Compared to an estimated congestion-caused loss of $6 billion every year, the annual mitigation would be worth $0.7 billion.

The city can save about VND245 trillion in 15 years by reducing traffic congestion with toll gates for cars entering its downtown area, said Lam Thieu Quan, director of the Innovative Technology Development Corporation (ITD), which suggested the plan.

The figure is derived from quantifying the benefits of less traffic congestion, he said. Traffic congestion is estimated to cost HCMC about VND140 trillion ($6 billion) every year through wasted time and fuel.

Once the toll gates start functioning, vehicles would travel 10 percent faster and each driver and passenger on the road would save about 12 minutes which would have otherwise been lost in traffic jams. That means each driver and passenger would save VND40,000 ($1.7) per day, or $10.6 billion in 15 years (2020-2035).

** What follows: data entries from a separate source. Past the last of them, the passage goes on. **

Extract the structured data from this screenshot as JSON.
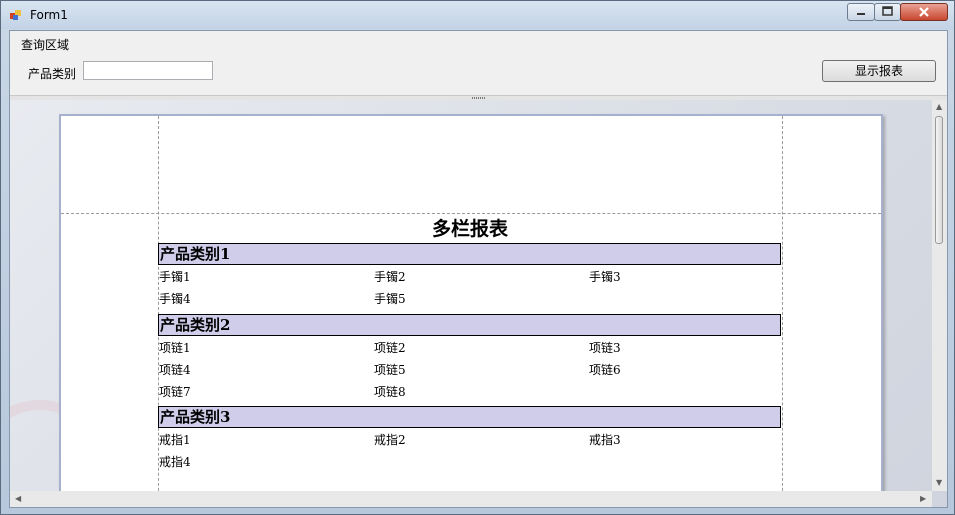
{
  "window": {
    "title": "Form1"
  },
  "query": {
    "group_title": "查询区域",
    "field_label": "产品类别",
    "field_value": "",
    "button_label": "显示报表"
  },
  "report": {
    "title": "多栏报表",
    "groups": [
      {
        "header": "产品类别1",
        "items": [
          "手镯1",
          "手镯2",
          "手镯3",
          "手镯4",
          "手镯5"
        ]
      },
      {
        "header": "产品类别2",
        "items": [
          "项链1",
          "项链2",
          "项链3",
          "项链4",
          "项链5",
          "项链6",
          "项链7",
          "项链8"
        ]
      },
      {
        "header": "产品类别3",
        "items": [
          "戒指1",
          "戒指2",
          "戒指3",
          "戒指4"
        ]
      }
    ]
  }
}
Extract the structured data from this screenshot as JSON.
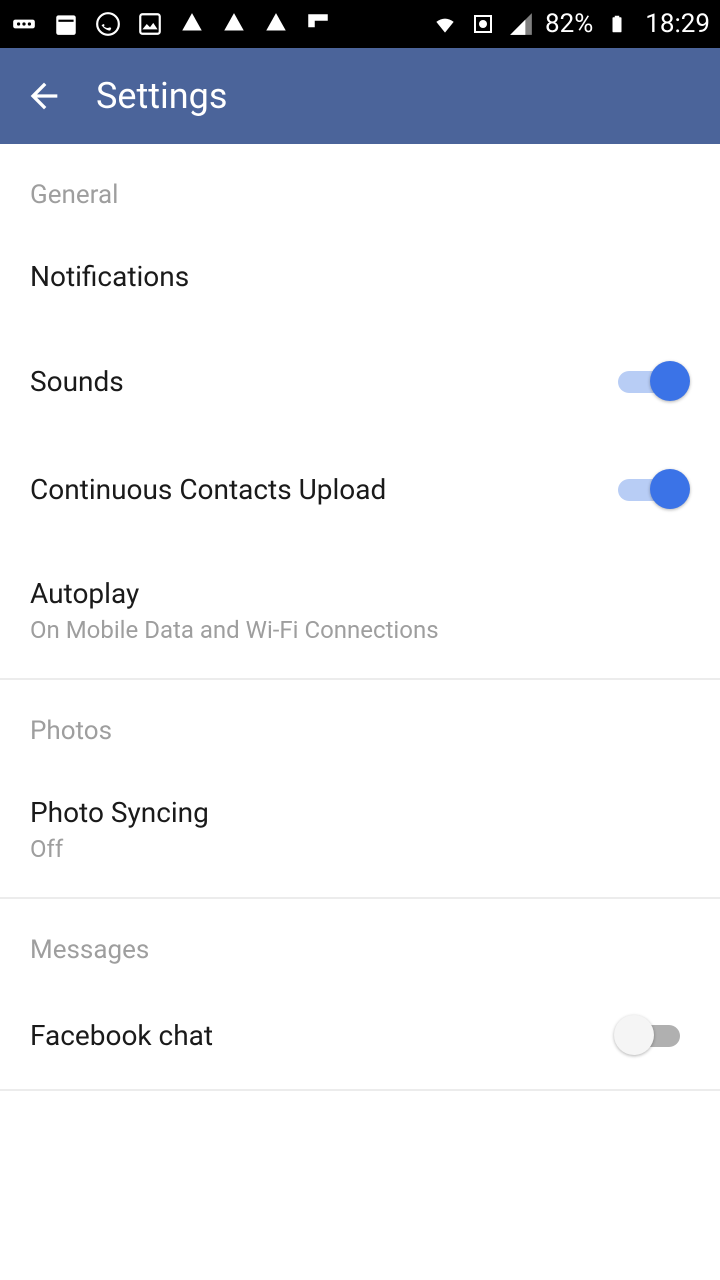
{
  "status_bar": {
    "battery_percent": "82%",
    "clock": "18:29"
  },
  "header": {
    "title": "Settings"
  },
  "sections": {
    "general": {
      "header": "General",
      "notifications": {
        "title": "Notifications"
      },
      "sounds": {
        "title": "Sounds",
        "on": true
      },
      "contacts_upload": {
        "title": "Continuous Contacts Upload",
        "on": true
      },
      "autoplay": {
        "title": "Autoplay",
        "sub": "On Mobile Data and Wi-Fi Connections"
      }
    },
    "photos": {
      "header": "Photos",
      "photo_syncing": {
        "title": "Photo Syncing",
        "sub": "Off"
      }
    },
    "messages": {
      "header": "Messages",
      "facebook_chat": {
        "title": "Facebook chat",
        "on": false
      }
    }
  }
}
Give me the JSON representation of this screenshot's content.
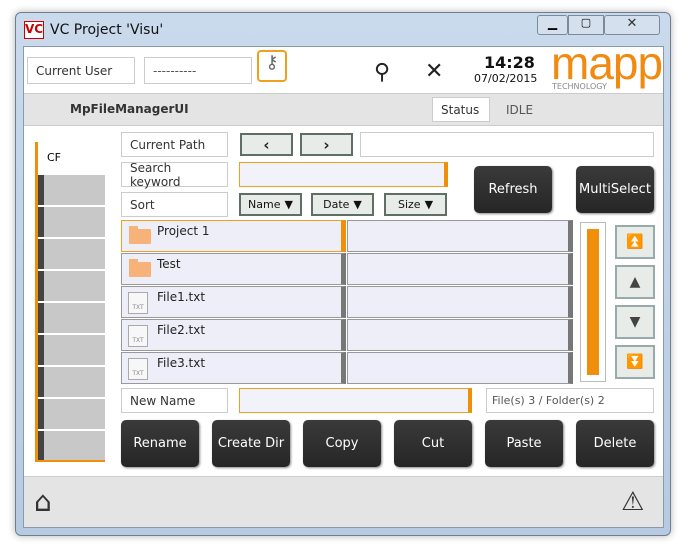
{
  "window": {
    "title": "VC Project 'Visu'",
    "logo": "VC"
  },
  "header": {
    "user_label": "Current User",
    "user_value": "----------",
    "time": "14:28",
    "date": "07/02/2015",
    "brand": "mapp",
    "brand_sub": "TECHNOLOGY",
    "icons": [
      "key-icon",
      "search-icon",
      "tools-icon"
    ]
  },
  "subheader": {
    "title": "MpFileManagerUI",
    "status_label": "Status",
    "status_value": "IDLE"
  },
  "sidebar": {
    "items": [
      {
        "label": "CF"
      }
    ]
  },
  "main": {
    "current_path_label": "Current Path",
    "current_path_value": "",
    "search_label": "Search keyword",
    "search_value": "",
    "sort_label": "Sort",
    "sort_buttons": [
      "Name",
      "Date",
      "Size"
    ],
    "refresh": "Refresh",
    "multiselect": "MultiSelect",
    "files": [
      {
        "name": "Project 1",
        "type": "folder"
      },
      {
        "name": "Test",
        "type": "folder"
      },
      {
        "name": "File1.txt",
        "type": "txt"
      },
      {
        "name": "File2.txt",
        "type": "txt"
      },
      {
        "name": "File3.txt",
        "type": "txt"
      }
    ],
    "txt_icon_label": "TXT",
    "new_name_label": "New Name",
    "new_name_value": "",
    "info": "File(s) 3 / Folder(s) 2",
    "actions": [
      "Rename",
      "Create Dir",
      "Copy",
      "Cut",
      "Paste",
      "Delete"
    ]
  },
  "colors": {
    "accent": "#f0900a",
    "dark_button": "#2e2e2e"
  }
}
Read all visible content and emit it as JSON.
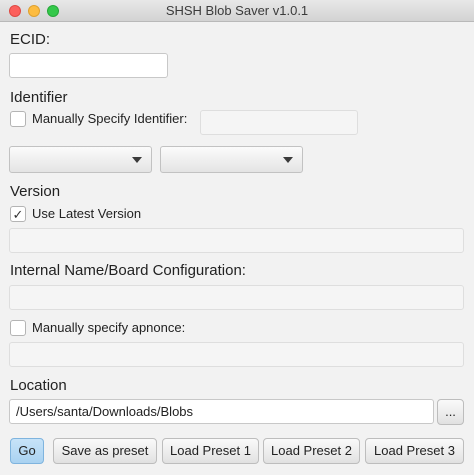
{
  "window": {
    "title": "SHSH Blob Saver v1.0.1"
  },
  "ecid": {
    "label": "ECID:",
    "value": ""
  },
  "identifier": {
    "label": "Identifier",
    "manual_checkbox_label": "Manually Specify Identifier:",
    "manual_checked": false,
    "value": "",
    "device_type_selected": "",
    "device_model_selected": ""
  },
  "version": {
    "label": "Version",
    "use_latest_label": "Use Latest Version",
    "use_latest_checked": true,
    "value": ""
  },
  "board": {
    "label": "Internal Name/Board Configuration:",
    "value": ""
  },
  "apnonce": {
    "checkbox_label": "Manually specify apnonce:",
    "checked": false,
    "value": ""
  },
  "location": {
    "label": "Location",
    "path": "/Users/santa/Downloads/Blobs",
    "browse_label": "..."
  },
  "buttons": {
    "go": "Go",
    "save_preset": "Save as preset",
    "load_preset_1": "Load Preset 1",
    "load_preset_2": "Load Preset 2",
    "load_preset_3": "Load Preset 3"
  }
}
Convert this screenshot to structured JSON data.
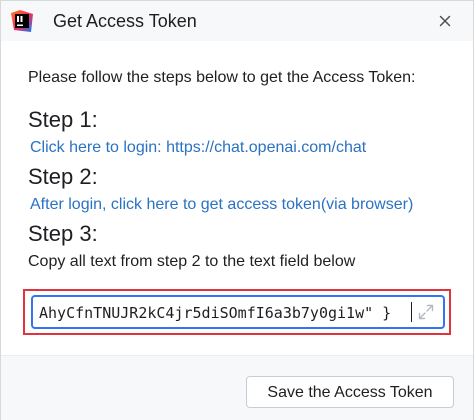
{
  "window": {
    "title": "Get Access Token",
    "app_icon": "intellij-idea-icon",
    "close_icon": "close-icon"
  },
  "content": {
    "intro": "Please follow the steps below to get the Access Token:",
    "step1": {
      "heading": "Step 1:",
      "link": "Click here to login: https://chat.openai.com/chat"
    },
    "step2": {
      "heading": "Step 2:",
      "link": "After login, click here to get access token(via browser)"
    },
    "step3": {
      "heading": "Step 3:",
      "description": "Copy all text from step 2 to the text field below"
    },
    "token_field": {
      "value": "AhyCfnTNUJR2kC4jr5diSOmfI6a3b7y0gi1w\" }",
      "expand_icon": "expand-icon"
    }
  },
  "footer": {
    "save_label": "Save the Access Token"
  },
  "colors": {
    "link": "#2a72c3",
    "focus_border": "#3574f0",
    "highlight_outline": "#e0333b"
  }
}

Quan said 10 percent of the city’s population use cars, while 80 percent use motorbikes. Motorbikes can also carry more people while taking up less space on the road compared to cars, so controlling car flows into downtown areas would be more effective than controlling motorbike flows, he added.

The suggested toll fees are VND40,000 ($1.7) for normal cars, VND50,000 ($2.2) for coaches and VND30,000 ($1.3) for taxis. Buses and prioritized vehicles like ambulances or firefighter trucks will pay no toll fee.

The toll fees could see the number of cars entering downtown reduced by 40 percent, said Quan. Within the first year of executing the plan, the number of cars entering downtown areas would be reduced by up to 49 percent during rush hours (6 a.m.-9 a.m. and 4 p.m.-7 p.m.), while the number of buses would increase by 9 to 15 percent. This would help people switch from using personal vehicles to using public transport, he said.

No form of punishment is currently envisaged for drivers who fail to pay the fees, but HCMC authorities would suggest punitive measures when the Ministry of Transport adjusts traffic laws in the future.

All the money collected from the toll gates would fund the development of public transportation, including new buses and bus stops.

Similar toll gates have been erected in countries like Sweden or Singapore before, Quan said. When Singapore applied a similar plan in 1975, the number of cars entering downtown Singapore reduced by 40 percent just a year later, he added.

The plan for the toll gates in HCMC received inputs from foreign consultancy that had advised the Swedish capital of Stockholm earlier on the same issue, Quan said.

This is not the first time ITD has proposed toll gates for cars entering downtown HCMC. In 2010, the city’s People’s Committee had accepted a proposal by ITD, but the plan was scrapped two years later because of opposition from experts and the general public.

At the end of 2016, the city’s People’s Committee requested the Department of Transport to work with ITD again to make adjustments to the plan as HCMC suffered ever-worsening traffic jams.

Earlier this month, the HCMC Department of Transport suggested that the city spends VND250 billion ($10.7 million) from the national budget to build 34 toll gates for cars entering the downtown area to reduce congestion and pollution. The toll gates are expected to be erected in Districts 1, 3 and the borders of District 5 and 10.

HCMC, the country's largest metropolis with 13 million people, has around 7.8 million motorbikes and about 750,000 cars, according to the city's police department.

Ngo Hai Duong, head of the road infrastructure development unit at the city Department of Transport, said car registrations in the city increased 15 percent in the first six months year-on-year and that of motorbikes by 6 percent.

"Without intervention, traffic congestion in the city downtown will get more serious," Duong said.

Earlier this year, a proposal drafted by the Ministry of Transport's Transport Development and Strategy Institute asked the city to restrict and eventually ban motorbikes from a number of downtown areas from 2025.

But legal and transportation experts have railed against the ban, calling it "hasty" and "impossible." The city officials later promised that motorbikes in the city would only be restricted and not banned.

The capital city of Hanoi has also prepared a draft plan to restrict entry to downtown areas via automatic toll fees.